In general, we would like to find a risk-minimizing model $f$, i.e., a model that minimizes the expected loss over the joint distribution $\mathbb{
P}(X,Y):$
$$R(f) = \mathbb{E}_{X,Y}L(Y,f(X)),$$
where $L$ is a loss function.
AdaBoost minimizes empirical risk for the exponential loss function in the following class of functions
$$f^{(m)}(x) = \sum_{c=1}^m \gamma_cf_c(x),$$
where $f_1,f_2,...,f_m$ are classifiers.
One important observation is that $f^{(m)}(x) = f^{(m-1)}(x) + \gamma_m f_m(x)$ and we can optimize parameters $\gamma_c$ sequentially, not globally, for which we would require computationally intensive numerical optimization techniques.

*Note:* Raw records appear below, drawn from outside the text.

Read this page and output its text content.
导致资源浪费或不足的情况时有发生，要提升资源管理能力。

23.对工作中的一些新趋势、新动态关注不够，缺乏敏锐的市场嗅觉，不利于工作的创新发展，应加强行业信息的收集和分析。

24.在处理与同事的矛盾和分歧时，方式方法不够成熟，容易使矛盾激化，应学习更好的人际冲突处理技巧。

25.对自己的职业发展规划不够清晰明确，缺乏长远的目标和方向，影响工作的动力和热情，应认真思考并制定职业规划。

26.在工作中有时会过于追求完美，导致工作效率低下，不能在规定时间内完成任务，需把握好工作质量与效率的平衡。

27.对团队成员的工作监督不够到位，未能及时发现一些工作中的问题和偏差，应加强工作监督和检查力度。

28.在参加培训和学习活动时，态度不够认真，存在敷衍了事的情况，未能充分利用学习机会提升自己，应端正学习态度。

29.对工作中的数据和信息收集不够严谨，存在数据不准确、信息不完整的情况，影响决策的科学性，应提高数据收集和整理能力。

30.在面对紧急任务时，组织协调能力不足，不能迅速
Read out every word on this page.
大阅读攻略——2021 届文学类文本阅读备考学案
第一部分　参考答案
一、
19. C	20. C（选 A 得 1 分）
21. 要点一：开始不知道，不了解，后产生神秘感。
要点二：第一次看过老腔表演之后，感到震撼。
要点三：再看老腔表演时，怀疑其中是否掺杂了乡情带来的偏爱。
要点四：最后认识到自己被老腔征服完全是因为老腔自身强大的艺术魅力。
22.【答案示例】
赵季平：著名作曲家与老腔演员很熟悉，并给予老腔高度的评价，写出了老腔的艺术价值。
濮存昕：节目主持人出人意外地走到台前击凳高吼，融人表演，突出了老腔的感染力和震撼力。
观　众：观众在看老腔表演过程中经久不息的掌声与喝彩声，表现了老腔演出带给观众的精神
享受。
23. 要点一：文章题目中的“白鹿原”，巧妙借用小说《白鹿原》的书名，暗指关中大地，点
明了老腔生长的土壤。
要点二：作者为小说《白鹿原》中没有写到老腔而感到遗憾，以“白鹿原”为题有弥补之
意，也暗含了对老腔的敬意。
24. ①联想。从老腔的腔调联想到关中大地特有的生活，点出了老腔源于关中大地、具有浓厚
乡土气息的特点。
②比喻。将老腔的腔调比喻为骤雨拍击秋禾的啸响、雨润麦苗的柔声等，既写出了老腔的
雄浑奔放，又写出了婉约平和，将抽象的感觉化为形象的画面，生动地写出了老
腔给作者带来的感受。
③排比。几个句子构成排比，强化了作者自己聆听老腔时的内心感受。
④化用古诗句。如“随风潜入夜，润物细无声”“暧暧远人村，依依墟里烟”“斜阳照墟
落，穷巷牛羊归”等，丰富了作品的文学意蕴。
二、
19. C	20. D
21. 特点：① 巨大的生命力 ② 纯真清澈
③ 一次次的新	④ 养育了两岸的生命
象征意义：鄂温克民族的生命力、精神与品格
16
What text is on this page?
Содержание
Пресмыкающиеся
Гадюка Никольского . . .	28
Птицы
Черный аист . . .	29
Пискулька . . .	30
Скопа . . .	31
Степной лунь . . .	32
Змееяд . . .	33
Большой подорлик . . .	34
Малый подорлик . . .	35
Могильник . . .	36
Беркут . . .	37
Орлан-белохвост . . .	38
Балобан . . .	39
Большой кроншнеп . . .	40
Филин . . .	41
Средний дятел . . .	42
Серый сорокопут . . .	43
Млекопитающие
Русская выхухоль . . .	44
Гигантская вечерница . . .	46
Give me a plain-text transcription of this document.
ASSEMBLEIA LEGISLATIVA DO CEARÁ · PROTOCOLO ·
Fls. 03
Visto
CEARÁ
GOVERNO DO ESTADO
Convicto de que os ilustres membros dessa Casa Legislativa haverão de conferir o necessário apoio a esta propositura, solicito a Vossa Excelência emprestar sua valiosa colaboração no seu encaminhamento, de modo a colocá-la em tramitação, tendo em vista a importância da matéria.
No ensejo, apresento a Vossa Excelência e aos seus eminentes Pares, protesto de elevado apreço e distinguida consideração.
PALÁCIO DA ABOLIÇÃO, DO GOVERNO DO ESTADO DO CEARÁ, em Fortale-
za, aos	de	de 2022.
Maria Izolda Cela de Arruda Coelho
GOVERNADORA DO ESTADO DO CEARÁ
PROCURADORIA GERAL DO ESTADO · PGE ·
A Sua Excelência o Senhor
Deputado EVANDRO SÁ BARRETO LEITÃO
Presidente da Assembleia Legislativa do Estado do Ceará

The theoretical risk equals
$$\mathbb{E}_{X,Y}L(Y,f(X)) = \mathbb{E}_X\mathbb{E}_{Y|X} L(Y,f(X)),$$
so it is sufficient to minimize the conditional expected value with respect to $f$. One can easily show that
$$\underset{f(X)}{\mathrm{argmin}} \mathbb{E}_{Y|X}e^{-Yf(X)} = \frac{1}{2}\log \frac{\mathbb{P}(Y=1|X)}{\mathbb{P}(Y=-1|X)},$$
which is a monotonic function of Bayes scoring function and thus minimizing the risk for the exponential loss leads to the Bayes classifier. And that is the reason why AdaBoost makes sense. We can now establish relations between parameters from the algorithm and parameters obtained by optimization. Note that
$$\underset{\beta}{\mathrm{argmin}} \sum_{i=1}^{n} L (y_i, f^{(m-1)}(x_i) + \beta f_m(x_i)) = \underset{\beta}{\mathrm{argmin}} \sum_i w_i^{(m)}\exp(-\beta y_i f_m(x_i)) =
\underset{\beta}{\mathrm{argmin}} \left(e^{-\beta} \sum_{y_i = f_m(x_i)}w_i^{(m)} + e^\beta \sum_{y_i \neq f_m(x_i)}w_i^{(m)}\right),$$
where $w_i^{(m)} := \exp(-y_i f^{(m-1)}(x_i)).$ Differentiating with respect to $\beta$ we get
$$\beta_m = \frac{1}{2} \log\left(\frac{\sum_{y_i = f_m(x_i)} w_i^{(m)}}{\sum_{y_i \neq f_m(x_i)}w_i^{(m)}}\right) = \frac{1}{2}\log \left(\frac{1- err_m}{err_m}\right).$$
As you can see, $\beta_m$ equals $\frac{1}{2}\gamma_c$ from the algorithm.
Now let's have a look how weights are adapted. As I defined above
$$w_i^{(m+1)} := \exp\left(-y_if^{(m)}(x_i)\right) = \exp\left(-y_i\left(f^{(m-1)}(x_i) + \beta_m f_m(x_i)\right)\right) \\= w_i^{(m)}\exp\left(-\beta_m y_i f_m(x_i)\right).$$
Note that $-y_i f_m(x_i) = 2\cdot \mathbb{1}(y_i \neq f_m(x_i)) - 1,$
so we get
$$w_i^{(m+1)} = w_i^{(m)}e^{2\beta_m \mathbb{1}(y_i \neq f_m(x_i))}e^{-\beta_m}.$$
The factor $e^{-\beta_m}$ multiplies all weights by the same value, so after weight normalization it will cancel out. Finally, we obtain the result
$$w_i^{(m+1)} = w_i^{(m)} \exp \left(\gamma_m \mathbb{1}(y_i \neq f(x_i))\right),$$
where $\gamma_m = \log \left(\frac{1-err_m}{err_m}\right).$